Now please do not mishear me. Posting the Ten Commandments might have a positive impact in our public schools. Having public prayers there might too. Any number of changes might help, changes that no one has even thought of yet.

But we must be clear, brothers and sisters. We must stay focused on what God wants most of all. The changes that are most important to God do not take place this way. The changes God wants begin on the inside; they happen by the power of God working within the human heart.

Be reminded of our Scripture reading. Nicodemus was a leader of the Jews. He knew the Ten Commandments. He knew how to pray.

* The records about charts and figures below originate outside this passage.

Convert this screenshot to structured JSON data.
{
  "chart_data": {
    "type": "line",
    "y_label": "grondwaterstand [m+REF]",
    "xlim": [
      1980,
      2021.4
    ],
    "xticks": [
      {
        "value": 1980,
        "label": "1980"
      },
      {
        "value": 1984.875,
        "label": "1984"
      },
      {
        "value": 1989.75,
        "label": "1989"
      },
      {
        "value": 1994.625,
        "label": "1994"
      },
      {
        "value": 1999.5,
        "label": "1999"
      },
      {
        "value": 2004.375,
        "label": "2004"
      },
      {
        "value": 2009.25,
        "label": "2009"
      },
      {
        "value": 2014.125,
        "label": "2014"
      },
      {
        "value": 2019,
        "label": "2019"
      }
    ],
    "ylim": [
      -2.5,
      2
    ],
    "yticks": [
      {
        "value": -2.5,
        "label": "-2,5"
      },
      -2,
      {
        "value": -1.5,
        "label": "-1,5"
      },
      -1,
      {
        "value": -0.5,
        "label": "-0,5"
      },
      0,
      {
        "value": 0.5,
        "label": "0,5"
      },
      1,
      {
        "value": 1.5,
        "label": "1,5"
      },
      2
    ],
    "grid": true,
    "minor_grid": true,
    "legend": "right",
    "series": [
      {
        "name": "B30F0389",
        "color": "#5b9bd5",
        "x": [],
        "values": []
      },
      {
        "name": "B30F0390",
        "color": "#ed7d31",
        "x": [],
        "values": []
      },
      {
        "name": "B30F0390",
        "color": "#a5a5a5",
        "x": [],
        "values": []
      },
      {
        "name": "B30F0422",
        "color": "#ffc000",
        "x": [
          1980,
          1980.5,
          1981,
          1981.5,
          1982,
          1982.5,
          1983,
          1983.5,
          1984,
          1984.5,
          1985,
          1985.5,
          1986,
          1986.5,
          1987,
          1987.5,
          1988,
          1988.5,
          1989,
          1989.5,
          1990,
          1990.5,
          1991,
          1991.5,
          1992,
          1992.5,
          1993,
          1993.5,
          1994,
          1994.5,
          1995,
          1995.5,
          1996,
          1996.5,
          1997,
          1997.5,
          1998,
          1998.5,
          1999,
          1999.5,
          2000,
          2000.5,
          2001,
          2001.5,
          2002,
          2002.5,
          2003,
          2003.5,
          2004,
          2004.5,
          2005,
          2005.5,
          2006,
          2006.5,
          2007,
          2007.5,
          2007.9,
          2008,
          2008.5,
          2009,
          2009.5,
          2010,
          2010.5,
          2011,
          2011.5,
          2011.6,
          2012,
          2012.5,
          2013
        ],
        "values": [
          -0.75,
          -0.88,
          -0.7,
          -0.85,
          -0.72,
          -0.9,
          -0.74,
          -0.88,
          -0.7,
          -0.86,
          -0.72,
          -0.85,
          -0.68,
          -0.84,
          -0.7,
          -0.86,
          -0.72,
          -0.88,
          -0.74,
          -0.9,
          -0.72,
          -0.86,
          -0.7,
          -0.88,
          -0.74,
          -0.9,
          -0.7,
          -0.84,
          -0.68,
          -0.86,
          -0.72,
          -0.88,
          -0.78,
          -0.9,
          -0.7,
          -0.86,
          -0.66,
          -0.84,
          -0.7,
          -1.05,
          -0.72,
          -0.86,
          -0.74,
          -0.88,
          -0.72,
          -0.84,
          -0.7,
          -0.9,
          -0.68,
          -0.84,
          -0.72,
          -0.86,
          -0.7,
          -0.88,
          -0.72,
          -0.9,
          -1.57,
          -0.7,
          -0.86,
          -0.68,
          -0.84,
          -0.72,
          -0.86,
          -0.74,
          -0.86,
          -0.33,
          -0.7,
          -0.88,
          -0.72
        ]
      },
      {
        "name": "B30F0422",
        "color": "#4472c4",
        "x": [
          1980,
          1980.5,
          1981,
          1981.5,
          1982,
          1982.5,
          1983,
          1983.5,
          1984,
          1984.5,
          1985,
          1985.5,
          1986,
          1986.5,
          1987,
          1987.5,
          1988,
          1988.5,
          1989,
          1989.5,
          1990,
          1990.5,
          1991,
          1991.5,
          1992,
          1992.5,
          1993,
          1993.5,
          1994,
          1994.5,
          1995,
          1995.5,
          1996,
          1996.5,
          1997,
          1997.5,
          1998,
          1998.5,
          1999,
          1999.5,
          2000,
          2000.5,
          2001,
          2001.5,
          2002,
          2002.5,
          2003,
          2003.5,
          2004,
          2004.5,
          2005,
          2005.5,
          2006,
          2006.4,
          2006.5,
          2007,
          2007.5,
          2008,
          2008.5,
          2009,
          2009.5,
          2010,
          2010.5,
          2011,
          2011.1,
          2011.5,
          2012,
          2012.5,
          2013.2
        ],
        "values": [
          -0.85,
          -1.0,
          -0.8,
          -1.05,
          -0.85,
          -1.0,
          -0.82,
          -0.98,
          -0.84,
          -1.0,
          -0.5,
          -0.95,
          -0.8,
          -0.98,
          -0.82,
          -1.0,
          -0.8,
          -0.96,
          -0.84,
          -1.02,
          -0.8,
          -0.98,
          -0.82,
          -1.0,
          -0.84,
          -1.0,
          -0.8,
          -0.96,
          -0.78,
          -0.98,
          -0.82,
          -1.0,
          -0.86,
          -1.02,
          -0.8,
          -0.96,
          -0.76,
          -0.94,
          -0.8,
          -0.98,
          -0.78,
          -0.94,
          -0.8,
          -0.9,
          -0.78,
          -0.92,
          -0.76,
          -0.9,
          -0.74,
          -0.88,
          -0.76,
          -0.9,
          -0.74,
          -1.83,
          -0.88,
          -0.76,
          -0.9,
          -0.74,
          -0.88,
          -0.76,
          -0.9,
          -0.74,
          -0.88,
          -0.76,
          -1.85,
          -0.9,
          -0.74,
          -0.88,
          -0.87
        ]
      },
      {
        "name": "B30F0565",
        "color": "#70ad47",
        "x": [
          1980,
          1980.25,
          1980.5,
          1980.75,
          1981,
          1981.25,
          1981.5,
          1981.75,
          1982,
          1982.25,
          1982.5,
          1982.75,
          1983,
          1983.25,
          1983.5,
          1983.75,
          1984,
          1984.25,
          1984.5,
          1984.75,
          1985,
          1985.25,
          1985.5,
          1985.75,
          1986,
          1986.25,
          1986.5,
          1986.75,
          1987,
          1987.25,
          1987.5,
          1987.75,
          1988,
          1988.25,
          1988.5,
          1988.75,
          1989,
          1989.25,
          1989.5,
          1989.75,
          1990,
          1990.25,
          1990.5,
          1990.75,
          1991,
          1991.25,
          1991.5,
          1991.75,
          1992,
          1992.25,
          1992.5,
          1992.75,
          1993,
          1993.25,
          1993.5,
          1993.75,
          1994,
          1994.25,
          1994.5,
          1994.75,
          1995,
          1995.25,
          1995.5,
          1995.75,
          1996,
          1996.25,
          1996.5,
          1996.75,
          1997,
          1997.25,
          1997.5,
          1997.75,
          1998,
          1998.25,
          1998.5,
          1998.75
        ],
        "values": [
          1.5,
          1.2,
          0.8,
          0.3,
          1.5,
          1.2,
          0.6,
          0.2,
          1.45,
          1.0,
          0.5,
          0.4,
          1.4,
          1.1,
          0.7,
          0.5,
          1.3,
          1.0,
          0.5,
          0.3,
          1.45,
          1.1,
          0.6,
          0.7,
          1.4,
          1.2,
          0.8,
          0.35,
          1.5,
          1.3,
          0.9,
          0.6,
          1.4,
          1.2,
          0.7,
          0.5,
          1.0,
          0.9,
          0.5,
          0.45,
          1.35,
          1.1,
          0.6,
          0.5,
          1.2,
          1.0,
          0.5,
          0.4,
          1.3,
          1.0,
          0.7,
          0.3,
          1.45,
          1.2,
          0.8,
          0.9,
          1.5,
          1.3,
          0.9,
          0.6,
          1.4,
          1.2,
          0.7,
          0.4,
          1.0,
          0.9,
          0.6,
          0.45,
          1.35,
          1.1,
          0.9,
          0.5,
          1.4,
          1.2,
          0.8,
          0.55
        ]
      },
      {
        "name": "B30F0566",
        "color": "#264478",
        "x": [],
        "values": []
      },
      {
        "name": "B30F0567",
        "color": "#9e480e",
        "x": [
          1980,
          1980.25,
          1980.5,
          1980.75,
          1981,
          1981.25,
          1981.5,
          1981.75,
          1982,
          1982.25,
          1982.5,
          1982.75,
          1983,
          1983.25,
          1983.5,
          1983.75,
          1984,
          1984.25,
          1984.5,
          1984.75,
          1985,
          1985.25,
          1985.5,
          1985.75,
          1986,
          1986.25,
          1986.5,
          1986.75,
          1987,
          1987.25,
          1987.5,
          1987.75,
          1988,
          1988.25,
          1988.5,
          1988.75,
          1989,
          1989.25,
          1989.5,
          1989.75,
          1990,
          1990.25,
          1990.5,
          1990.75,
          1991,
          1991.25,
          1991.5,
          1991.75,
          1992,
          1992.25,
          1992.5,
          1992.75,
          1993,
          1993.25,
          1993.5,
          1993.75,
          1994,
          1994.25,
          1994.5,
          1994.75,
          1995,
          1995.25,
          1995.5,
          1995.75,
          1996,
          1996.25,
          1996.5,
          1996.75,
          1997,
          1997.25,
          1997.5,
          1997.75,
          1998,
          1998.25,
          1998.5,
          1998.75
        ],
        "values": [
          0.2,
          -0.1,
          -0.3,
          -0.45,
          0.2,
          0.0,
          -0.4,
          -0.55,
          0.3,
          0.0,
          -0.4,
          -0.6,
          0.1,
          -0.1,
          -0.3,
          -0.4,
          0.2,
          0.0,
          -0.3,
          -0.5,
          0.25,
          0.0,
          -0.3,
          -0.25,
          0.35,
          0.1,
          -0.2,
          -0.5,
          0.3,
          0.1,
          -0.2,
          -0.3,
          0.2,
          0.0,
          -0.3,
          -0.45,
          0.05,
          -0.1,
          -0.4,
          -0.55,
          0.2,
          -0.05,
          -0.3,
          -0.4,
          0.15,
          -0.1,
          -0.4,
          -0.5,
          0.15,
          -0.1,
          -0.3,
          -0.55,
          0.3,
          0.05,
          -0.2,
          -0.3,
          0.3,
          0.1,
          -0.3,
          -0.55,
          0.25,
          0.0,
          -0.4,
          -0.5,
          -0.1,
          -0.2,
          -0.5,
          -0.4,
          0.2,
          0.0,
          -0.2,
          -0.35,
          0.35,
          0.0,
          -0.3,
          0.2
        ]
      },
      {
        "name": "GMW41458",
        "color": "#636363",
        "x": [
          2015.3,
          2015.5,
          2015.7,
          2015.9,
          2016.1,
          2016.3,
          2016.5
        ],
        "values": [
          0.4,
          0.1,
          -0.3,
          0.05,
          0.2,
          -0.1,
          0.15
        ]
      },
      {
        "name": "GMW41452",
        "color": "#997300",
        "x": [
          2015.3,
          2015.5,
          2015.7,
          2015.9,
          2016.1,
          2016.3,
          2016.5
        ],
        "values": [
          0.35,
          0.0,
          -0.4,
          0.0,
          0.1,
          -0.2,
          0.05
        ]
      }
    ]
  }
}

But even if he had been able to articulate the best possible view on laws regulating weapons, Jesus would still have made clear that Nicodemus’s real need would only be met when he was born again by the power of God’s Holy Spirit.

I have no problem with any believer entering energetically into the debate concerning gun control. I have no problem with any believer entering energetically into the debate concerning public prayers in public schools. I have no problem with believers who enter energetically into the debate concerning the posting of the Ten Commandments in public schools. I would not be surprised at all to learn that some are called by God to participate in such debates.

But brothers and sisters, I think God has a problem with us when we become so focused on change regarding those issues that we forget the real change God desires. God desires for people to be born again by the power of the Holy Spirit, because God knows that new birth means new person, and new persons create a new nation of righteousness, justice, and peace.

Sisters and brothers, may we quit looking to laws made by secular bodies as the answer to America’s problems. Americans need new birth from God. That is the answer. We know it. We have it. Let’s share it. Let’s spread the Word that has saved our lives and will save our nation and the world as God wants them saved.

New birth, new nation. New nation by new birth. That’s our goal. No other will do. Let’s focus on the goal of God. New birth, new nation. May the sound of God’s vision ring in our ears. May God’s vision be imprinted on our hearts.

Brother Scott Mack is going to come and lead us in a prayer for our nation. Let’s all join him in that prayer. Let’s all pray that more and more people will be born again by faith in Jesus and by the power of God’s Holy Spirit. Scott come lead us.